Православие и русская литература в 6 частях. Часть 3 (II том) | страница 113
Да, природа для писателя — истинное божество. Можно сказать, что само мышление его натуроцентрично. Вот ведут долгий разговор две холодные горные вершины («Разговор»). Одна вопрошает, другая отвечает. Между вопросом и ответом — «проходит несколько тысяч лет: одна минута» (8, 457). Сразу же вспоминается: «…у Господа один день, как тысяча лет, и тысяча лет, как один день» (2 Пет. 3, 8). Но о чём беседуют эти боги? О тех маленьких козявках— людях, — которые появились где-то там, внизу, ненадолго, а вскоре исчезнули. «Теперь хорошо, — удовлетворенно произносит одно из божеств, — опрятно стало везде, бело совсем, куда ни глянь… Везде наш снег, ровный снег и лёд. Застыло всё. Хорошо теперь. Спокойно» (8, 458).
У этого божества — природы— нет любви к человеку. Природа и тянула и ужасала его — своего певца — равнодушием и отсутствием видимой цели в творимой ею жизни: «…она заставляет кровь обращаться в моих жилах без всякого моего участия, и она же заставляет звёзды появляться на небе, как прыщи на коже, и это ей одинаково ничего не стоит, и нет ей в том большой заслуги. Эта штука — равнодушная, повелительная, прожорливая, себялюбивая, подавляющая — это жизнь, природа или бог; называйте её как хотите, но не поклоняйтесь ей… Ибо в акте творения заключается не больше славы, чем есть славы в падающем камне, в текущей воде, в переваривающем желудке…»>142 (письмо к П.Виардо от 28 июля 1849 года).

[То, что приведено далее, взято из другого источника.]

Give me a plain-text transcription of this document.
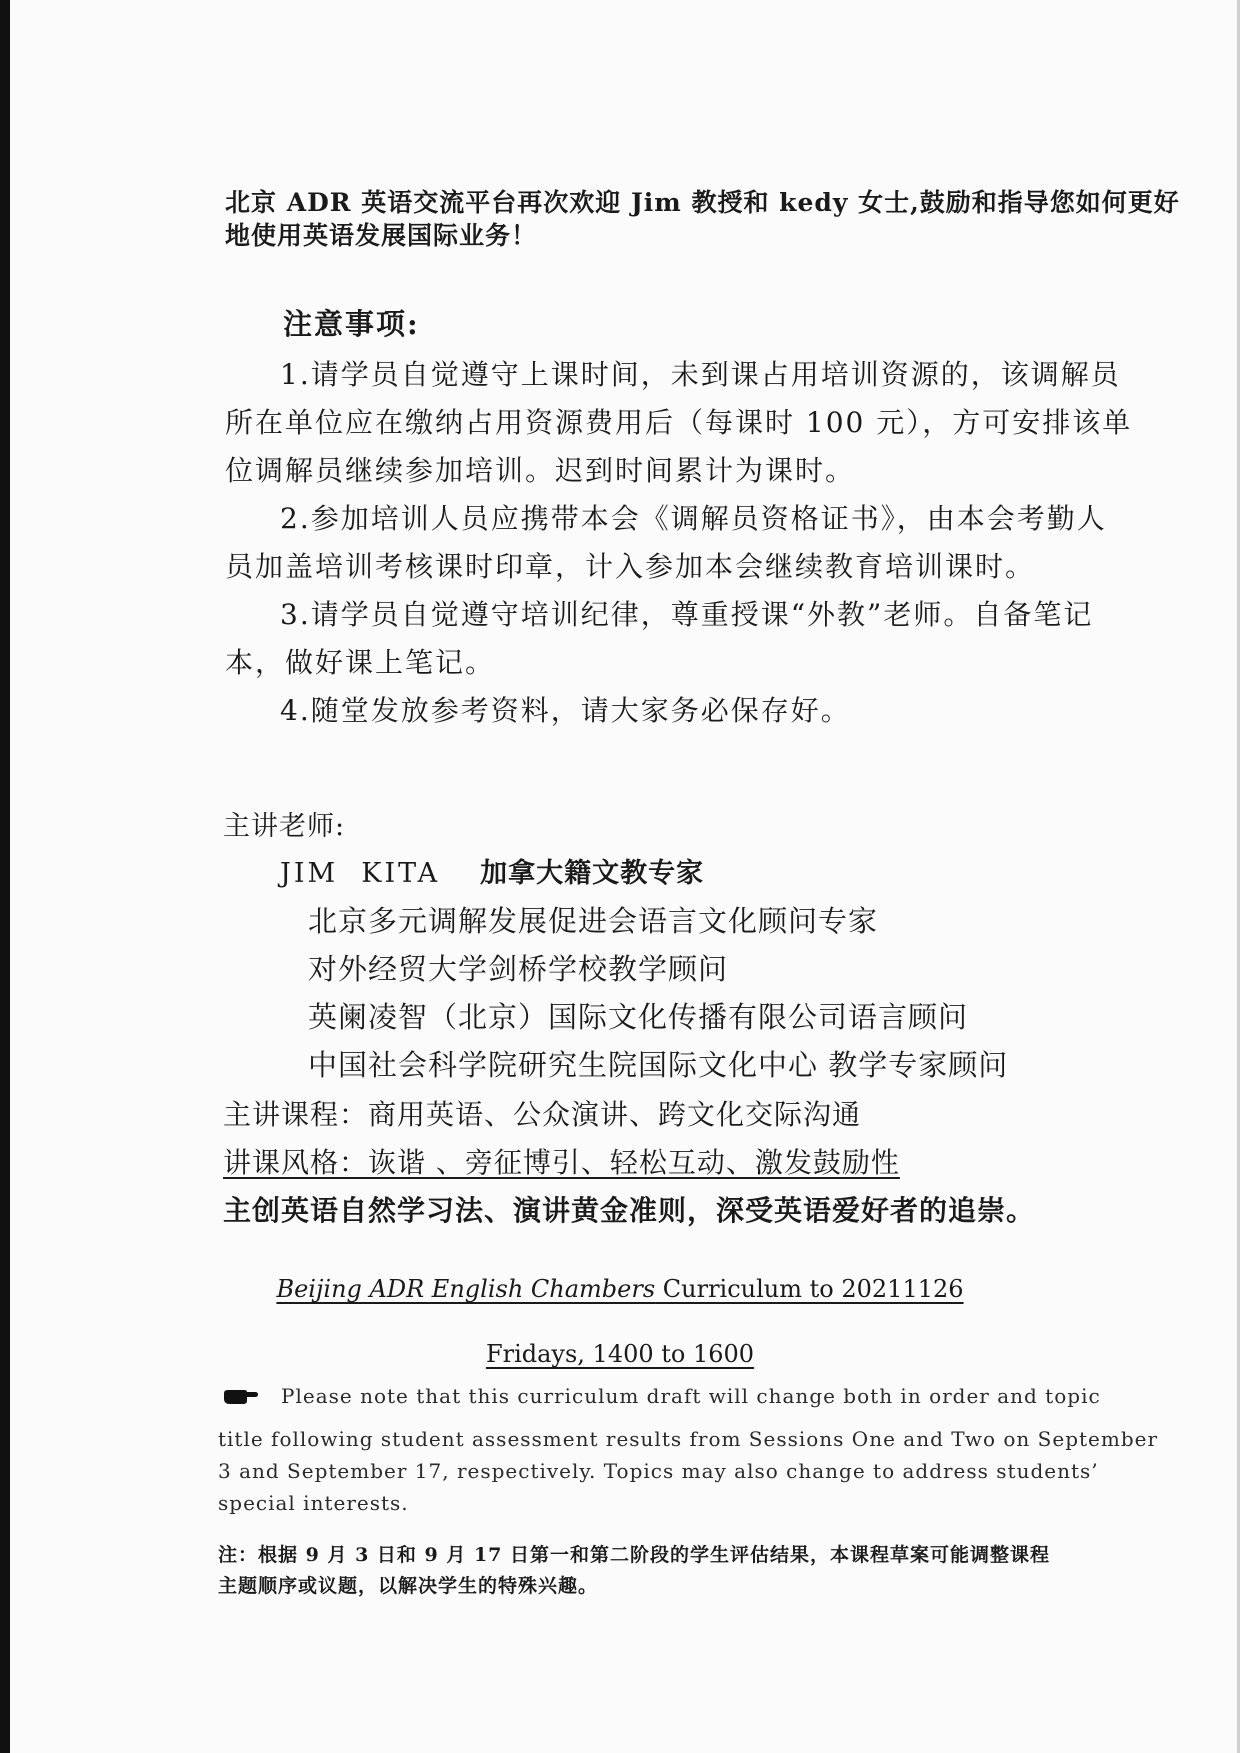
北京 ADR 英语交流平台再次欢迎 Jim 教授和 kedy 女士,鼓励和指导您如何更好

地使用英语发展国际业务！

注意事项:

1.请学员自觉遵守上课时间，未到课占用培训资源的，该调解员

所在单位应在缴纳占用资源费用后（每课时 100 元），方可安排该单

位调解员继续参加培训。迟到时间累计为课时。

2.参加培训人员应携带本会《调解员资格证书》，由本会考勤人

员加盖培训考核课时印章，计入参加本会继续教育培训课时。

3.请学员自觉遵守培训纪律，尊重授课“外教”老师。自备笔记

本，做好课上笔记。

4.随堂发放参考资料，请大家务必保存好。

主讲老师:

JIM  KITA 加拿大籍文教专家

北京多元调解发展促进会语言文化顾问专家

对外经贸大学剑桥学校教学顾问

英阑凌智（北京）国际文化传播有限公司语言顾问

中国社会科学院研究生院国际文化中心 教学专家顾问

主讲课程：商用英语、公众演讲、跨文化交际沟通

讲课风格：诙谐 、旁征博引、轻松互动、激发鼓励性

主创英语自然学习法、演讲黄金准则，深受英语爱好者的追崇。

Beijing ADR English Chambers Curriculum to 20211126

Fridays, 1400 to 1600

Please note that this curriculum draft will change both in order and topic

title following student assessment results from Sessions One and Two on September

3 and September 17, respectively. Topics may also change to address students’

special interests.

注：根据 9 月 3 日和 9 月 17 日第一和第二阶段的学生评估结果，本课程草案可能调整课程

主题顺序或议题，以解决学生的特殊兴趣。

Природа явилась для Тургенева и первопричиной гамлетовского начала — одного из проявлений её всеобщих законов: «Бесспорно, вся она составляет одно великое стройное целое — каждая точка в ней соединена со всеми другими, — но стремление её в то же время идёт к тому, чтобы каждая именно точка, каждая отдельная единица в ней существовала исключительно для себя, почитала бы себя средоточием вселенной, обращала бы всё окружающее себе на пользу, отрицала бы его независимость, завладевала бы им как своим достоянием» (Из рецензии на «Записки ружейного охотника» С.Т.Аксакова, 1852; 11, 155). Природа, таким образом, есть и первоисточник гордыни. И первоисточник дробности, разъединённости мира. Но должно же что-то противостоять этому? Объединение разрозненных точек в «общую бесконечную гармонию», «в которой, напротив, всё, что существует, — существует для другого, в другом только достигает примирения или разрешения — и все жизни сливаются в одну мировую жизнь, — это одна из тех «открытых» тайн, которые мы все и видим и не видим» (11, 155), — об этом он размышлял ещё в спасской ссылке в 1852 году. Проблема обособления и слияния — всё та же проблема, какая мучила его всегда. Эта-то тайна, эта загадка становится для Тургенева причиной глубоко пессимистических настроений, а порою и вывода о невозможности для человеческого разума найти своё успокоение в «бесконечности гармонии», ибо она — вне разума (а он же его предпочёл). Проблема, томившая Тургенева, легко разрешается в Православии — но как говорил Герцен о вере в подобном случае: на нет и суда нет.